Even in the context of pre vs post exercise within ME/CFS, there’s going to be differences just from day to day biological variation. Usually it’s a small enough confounding effect that it’ll wash out anyways with stringent p value correction, but it does mean that you can expect the raw p-values to skew low before correction if that makes sense. So that’s one reason why this data set off alarm bells. Not so much a statistical argument rather than an interpretive one
Even in the context of pre vs post exercise within ME/CFS, there’s going to be differences just from day to day biological variation. Usually it’s a small enough confounding effect that it’ll wash out anyways with stringent p value correction, but it does mean that you can expect the raw p-values to skew low before correction if that makes sense. So that’s one reason why this data set off alarm bells. Not so much a statistical argument rather than an interpretive one
Yeah, I wouldn't expect there to be actually zero real difference between days because I expect exercise to do things to anyone, so would expect some skew in the raw p-values, though maybe not so much it passes correction.
But I agree it seems very strange to have so many very significant metabolites in one group and not a single significant metabolite in the other. I would assume, and this could be wrong, that those 255 significant metabolites in controls are parts of multiple unrelated pathways that get changed due to exercise or other confounders in various ways, so it'd be surprising for not one of these pathways to change between days in another group.
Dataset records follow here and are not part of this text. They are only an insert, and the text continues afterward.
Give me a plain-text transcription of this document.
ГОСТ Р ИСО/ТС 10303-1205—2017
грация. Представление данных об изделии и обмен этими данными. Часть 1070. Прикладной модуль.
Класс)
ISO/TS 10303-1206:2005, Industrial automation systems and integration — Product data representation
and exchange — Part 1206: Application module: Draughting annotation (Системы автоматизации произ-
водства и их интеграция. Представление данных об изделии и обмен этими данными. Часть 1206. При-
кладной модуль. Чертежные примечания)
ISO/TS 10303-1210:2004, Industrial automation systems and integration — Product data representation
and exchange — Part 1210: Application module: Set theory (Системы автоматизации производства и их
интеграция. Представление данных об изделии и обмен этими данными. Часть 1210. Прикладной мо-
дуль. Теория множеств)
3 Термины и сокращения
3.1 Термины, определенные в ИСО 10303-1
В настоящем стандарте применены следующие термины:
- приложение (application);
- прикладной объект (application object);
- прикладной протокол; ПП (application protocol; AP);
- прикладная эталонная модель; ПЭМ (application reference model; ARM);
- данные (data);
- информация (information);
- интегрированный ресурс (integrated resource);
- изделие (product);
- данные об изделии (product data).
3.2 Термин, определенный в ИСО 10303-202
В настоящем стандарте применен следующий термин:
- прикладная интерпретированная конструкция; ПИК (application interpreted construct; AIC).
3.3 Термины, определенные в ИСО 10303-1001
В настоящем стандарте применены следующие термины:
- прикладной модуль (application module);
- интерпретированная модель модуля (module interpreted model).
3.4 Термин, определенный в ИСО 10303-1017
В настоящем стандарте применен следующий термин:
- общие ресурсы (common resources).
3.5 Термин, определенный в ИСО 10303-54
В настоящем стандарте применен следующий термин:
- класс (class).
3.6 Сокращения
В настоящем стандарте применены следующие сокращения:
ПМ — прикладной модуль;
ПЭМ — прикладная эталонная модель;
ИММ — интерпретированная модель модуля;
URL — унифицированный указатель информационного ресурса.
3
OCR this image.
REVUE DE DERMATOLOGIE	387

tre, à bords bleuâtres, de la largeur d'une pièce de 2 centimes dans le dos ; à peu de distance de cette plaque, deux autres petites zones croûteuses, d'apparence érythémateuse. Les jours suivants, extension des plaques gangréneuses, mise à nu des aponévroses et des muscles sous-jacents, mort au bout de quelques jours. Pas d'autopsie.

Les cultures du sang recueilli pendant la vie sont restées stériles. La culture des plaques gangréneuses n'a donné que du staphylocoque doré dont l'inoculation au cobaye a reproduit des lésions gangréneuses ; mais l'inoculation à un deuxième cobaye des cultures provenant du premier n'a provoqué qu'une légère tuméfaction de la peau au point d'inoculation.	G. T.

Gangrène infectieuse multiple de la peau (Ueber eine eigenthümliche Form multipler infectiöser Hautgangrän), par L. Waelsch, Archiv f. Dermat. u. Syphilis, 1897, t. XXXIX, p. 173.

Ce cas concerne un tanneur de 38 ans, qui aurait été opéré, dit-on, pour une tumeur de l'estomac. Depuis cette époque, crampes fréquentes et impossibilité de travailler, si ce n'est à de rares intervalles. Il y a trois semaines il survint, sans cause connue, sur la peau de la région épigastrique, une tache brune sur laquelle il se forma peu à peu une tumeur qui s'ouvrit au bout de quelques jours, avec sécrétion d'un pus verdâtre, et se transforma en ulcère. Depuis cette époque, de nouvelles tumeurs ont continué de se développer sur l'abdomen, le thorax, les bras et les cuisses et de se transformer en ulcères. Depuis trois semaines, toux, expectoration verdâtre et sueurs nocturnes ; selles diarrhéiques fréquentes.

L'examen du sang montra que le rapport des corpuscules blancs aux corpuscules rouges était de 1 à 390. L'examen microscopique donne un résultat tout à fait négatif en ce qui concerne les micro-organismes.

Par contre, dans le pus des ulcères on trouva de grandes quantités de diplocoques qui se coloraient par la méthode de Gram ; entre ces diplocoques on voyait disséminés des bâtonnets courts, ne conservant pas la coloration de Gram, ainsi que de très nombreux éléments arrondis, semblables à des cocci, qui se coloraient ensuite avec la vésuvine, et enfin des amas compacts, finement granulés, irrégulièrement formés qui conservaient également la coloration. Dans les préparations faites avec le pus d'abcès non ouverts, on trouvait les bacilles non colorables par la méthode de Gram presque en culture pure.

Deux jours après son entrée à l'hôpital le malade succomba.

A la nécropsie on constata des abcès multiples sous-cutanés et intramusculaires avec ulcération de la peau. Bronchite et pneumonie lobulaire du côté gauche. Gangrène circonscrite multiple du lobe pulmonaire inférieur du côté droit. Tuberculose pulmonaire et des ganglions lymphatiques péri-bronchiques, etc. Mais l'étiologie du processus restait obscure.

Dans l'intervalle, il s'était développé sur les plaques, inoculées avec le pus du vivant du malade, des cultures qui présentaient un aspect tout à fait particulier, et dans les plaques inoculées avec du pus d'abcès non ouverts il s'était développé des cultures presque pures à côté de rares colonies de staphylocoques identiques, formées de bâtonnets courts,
Edit: I mean, I don't know much about the physiology of exercise, but maybe this could be real? Maybe all these metabolites represent downstream consequences of one specific process that happens due to exercise in healthy people, and this is what is specifically not working in ME/CFS, or maybe is delayed? I hope we can get an attempt at replication, in one form or another.
Edit: I mean, I don't know much about the physiology of exercise, but maybe this could be real? Maybe all these metabolites represent downstream consequences of one specific process that happens due to exercise in healthy people, and this is what is specifically not working in ME/CFS, or maybe is delayed? I hope we can get an attempt at replication, in one form or another.
What could be plausible is that a bunch of metabolites are induced less in ME/CFS relative to how much they are induced in healthy people (and the converse, metabolites that are downregulated less than they would be in healthy people). Which would also mean that we’d probably see some signs of abnormal metabolism somewhere—as various systems reflect insufficient adaption to increased strain.
But no, the idea of absolutely nothing changing after maximal exercise is unbelievably improbable to me when you can expect to have even a few significant differences in a screen like this just from sampling the same people at timepoints a few hours apart
I should note that when I had a metabolomics lecture in my first year the professor started off the class by asking how many metabolites we thought would detectably change in the blood just 30 mins after eating an apple. Don’t remember the exact number but it certainly wasn’t 0.